The 21-year-old from Heeley in Sheffield provided input to the project as it developed, and was an influential voice thanks to his work setting up the TransBareAll organisation, which works with the trans community to help them accept their bodies and live fulfilling lives.
He knows exactly the kind of issues they face - because he was born a girl.
It was around 10 years ago that he started thinking about making the change, culminating in a hysterectomy procedure in November 2009.
Medically and emotionally, Lee now feels his transition is complete and is keen to support other people as they explore their gender identity and come to terms with the impact of the changes both mentally and physically.
He said: “It all started about three years ago when me and a couple of friends decided we wanted to put together a trans man calendar - something to show we could be proud of our bodies and feel sexy.
“Everyone who took part came away with a great boost to their confidence and a greater idea of who they were.
“It became obvious there was nowhere the trans community could meet to talk about their surgery or about things like sex and intimacy. What followed from that was our first retreat, over a weekend, which saw about 20 trans guys come together and share their experiences.”
Lee said he is thrilled to have be involved in the Living My Life project and the positive message it is working to put across.

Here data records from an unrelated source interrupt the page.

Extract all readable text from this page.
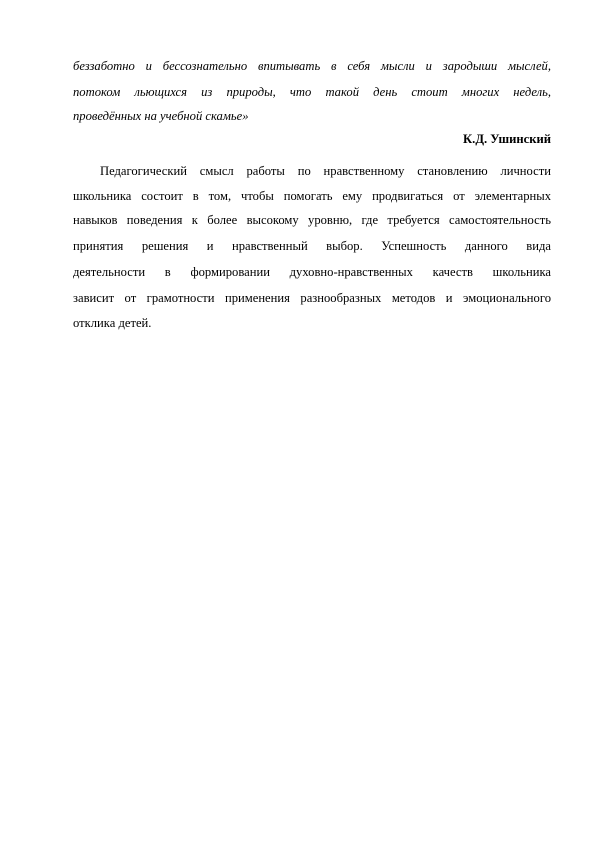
беззаботно и бессознательно впитывать в себя мысли и зародыши мыслей,
потоком льющихся из природы, что такой день стоит многих недель,
проведённых на учебной скамье»
К.Д. Ушинский
Педагогический смысл работы по нравственному становлению личности
школьника состоит в том, чтобы помогать ему продвигаться от элементарных
навыков поведения к более высокому уровню, где требуется самостоятельность
принятия решения и нравственный выбор. Успешность данного вида
деятельности в формировании духовно-нравственных качеств школьника
зависит от грамотности применения разнообразных методов и эмоционального
отклика детей.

“When I first started transforming there was a bit of stuff on the internet, but it was just starting out,” he said.
“This information booklet will be great for people who are in the situation I was.
“It is a long awaited resource and the information is easy to read, inclusive and so valuable to someone exploring of questioning their gender identity.
“Trans issues are still very unknown or misunderstood in the wider community so having a resource like this will make accessing information and help so much easier for trans people.
“The photography exhibition is really important too - if people who are trans, or who are starting to explore that idea, can see these happy, smiley faces they will realise it can be a positive experience.
“They might be going through having to come out to family and friends, or trying to access treatment in the health service, and all sorts of other things that can be very stressful.
“But to have this project celebrating and showing off the diversity of the trans community, and providing such useful information and advice, should really help and support them as they go through it.”